A friend told me to listen to Josh Ritter. Not the son of the late John, but a young folk singer from Idaho. Folk-rock, alternative-country, it all boils down to poetic misery and a guitar, and I love it. So how come I’d never heard of him? This feeling of wonderment turned quickly to embarrassment and shame once I put on his new album, “Hello Starling.”

First of all, Josh Ritter is amazing. An album hasn’t made me feel this way since I was fifteen and heard Tom Waits’ album “Closing Time.” My late discovery of the Jayhawks last spring doesn’t seem as significant compared to this, and they’ve been around much longer than Ritter. Still, with two previously-lauded albums under his belt, I felt like an idiot not to have heard Josh Ritter before. Where’s he been hiding?

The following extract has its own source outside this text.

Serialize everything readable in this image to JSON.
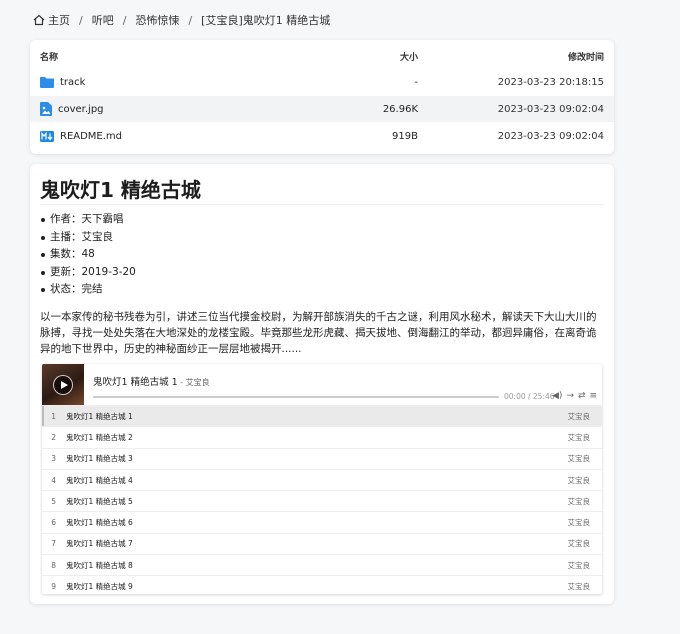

Ireland, apparently. Ritter has won so many awards there that he is practically on equal footing with Johnny Cash and David Gray (although whether those two are on equal footing themselves is a question of Irish versus American thinking). After his second album, “Golden Age of Radio,” came out in 2002, Ritter was invited on a tour of Ireland by The Frames. Following the tour, he relocated to France with David Odlum, an Irish producer, to record “Hello Starling” in an old dairy barn using some of Curtis Mayfield’s old equipment.

The result is a simple and very fresh sound. The album’s happy lonesome feeling sets in immediately. The first track, “Bright Eyes,” just feels good. The sound is familiar but all his own. Songs like this one and the quiet “You Don’t Make It Easy Babe” explain why Ritter has been compared to Norah Jones. But while he is equally unique, Ritter’s sound is more flexible. He keeps good company without copying. Though sometimes sung with a haunting sadness, his vocals are too young and clear to compare to Tom Waits, and although he occasionally sings in a scratchy sort of half-mumble like Pete Yorn or Bruce Springsteen, he doesn’t fall into the trap of over-imitation like Yorn does.

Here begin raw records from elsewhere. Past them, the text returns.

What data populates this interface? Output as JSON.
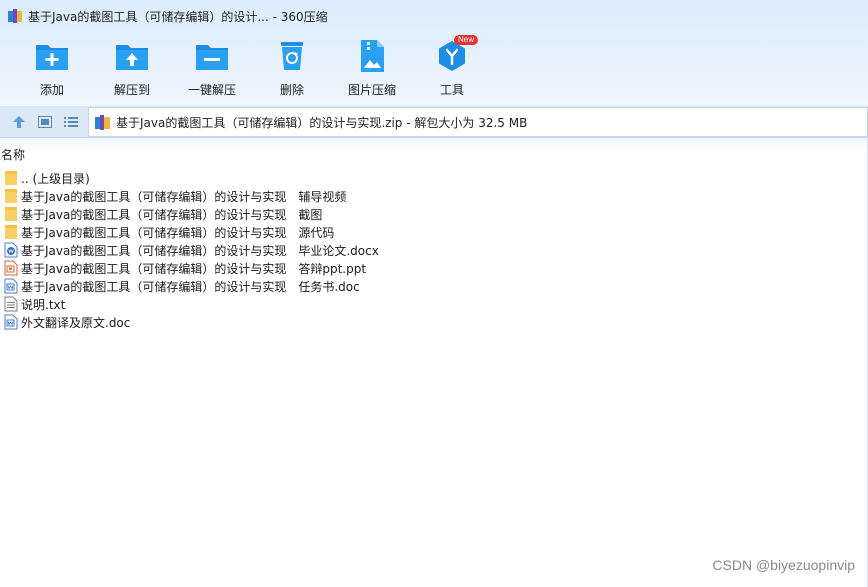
{
  "window": {
    "title": "基于Java的截图工具（可储存编辑）的设计... - 360压缩"
  },
  "toolbar": {
    "items": [
      {
        "label": "添加",
        "icon": "add-folder-icon"
      },
      {
        "label": "解压到",
        "icon": "extract-to-icon"
      },
      {
        "label": "一键解压",
        "icon": "one-click-extract-icon"
      },
      {
        "label": "删除",
        "icon": "recycle-bin-icon"
      },
      {
        "label": "图片压缩",
        "icon": "image-compress-icon"
      },
      {
        "label": "工具",
        "icon": "tools-icon",
        "badge": "New"
      }
    ]
  },
  "address_bar": {
    "path": "基于Java的截图工具（可储存编辑）的设计与实现.zip - 解包大小为 32.5 MB"
  },
  "file_list": {
    "column_name": "名称",
    "items": [
      {
        "name": ".. (上级目录)",
        "type": "folder"
      },
      {
        "name": "基于Java的截图工具（可储存编辑）的设计与实现　辅导视频",
        "type": "folder"
      },
      {
        "name": "基于Java的截图工具（可储存编辑）的设计与实现　截图",
        "type": "folder"
      },
      {
        "name": "基于Java的截图工具（可储存编辑）的设计与实现　源代码",
        "type": "folder"
      },
      {
        "name": "基于Java的截图工具（可储存编辑）的设计与实现　毕业论文.docx",
        "type": "docx"
      },
      {
        "name": "基于Java的截图工具（可储存编辑）的设计与实现　答辩ppt.ppt",
        "type": "ppt"
      },
      {
        "name": "基于Java的截图工具（可储存编辑）的设计与实现　任务书.doc",
        "type": "doc"
      },
      {
        "name": "说明.txt",
        "type": "txt"
      },
      {
        "name": "外文翻译及原文.doc",
        "type": "doc"
      }
    ]
  },
  "watermark": "CSDN @biyezuopinvip",
  "colors": {
    "accent": "#1c8ee6",
    "folder": "#f7cf62",
    "toolbar_bg": "#e3effc",
    "badge": "#e63232"
  }
}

The influence of Ritter’s guitar work is a little easier to trace. “The Snow is Gone” is upsettingly similar to Ryan Adams’ “New York, New York” (off of his 2001 album, “Gold”). But Ritter is no protege of Adams. What overlap they have is most likely due to Gillian Welch, who collaborated with Adams on “Gold” and is one of the reasons Ritter quit the study of neuroscience for music while he was at Oberlin. Both Ritter and Welch have a penchant for writing about “lowlands,” but though Ritter is just as raw, he’s not as dark. With “Hello Starling,” Ritter might even have surpassed Welch as a songwriter. He has the ability to meander through different moods while maintaining a balance between the song and the album. Songs like “Wings” and “Baby That’s Not All” reveal a depth that pulls in the listener yet doesn’t tire out the album. Tellingly, the former is being covered by Joan Baez for her next album. “Hello Starling” is a definite classic.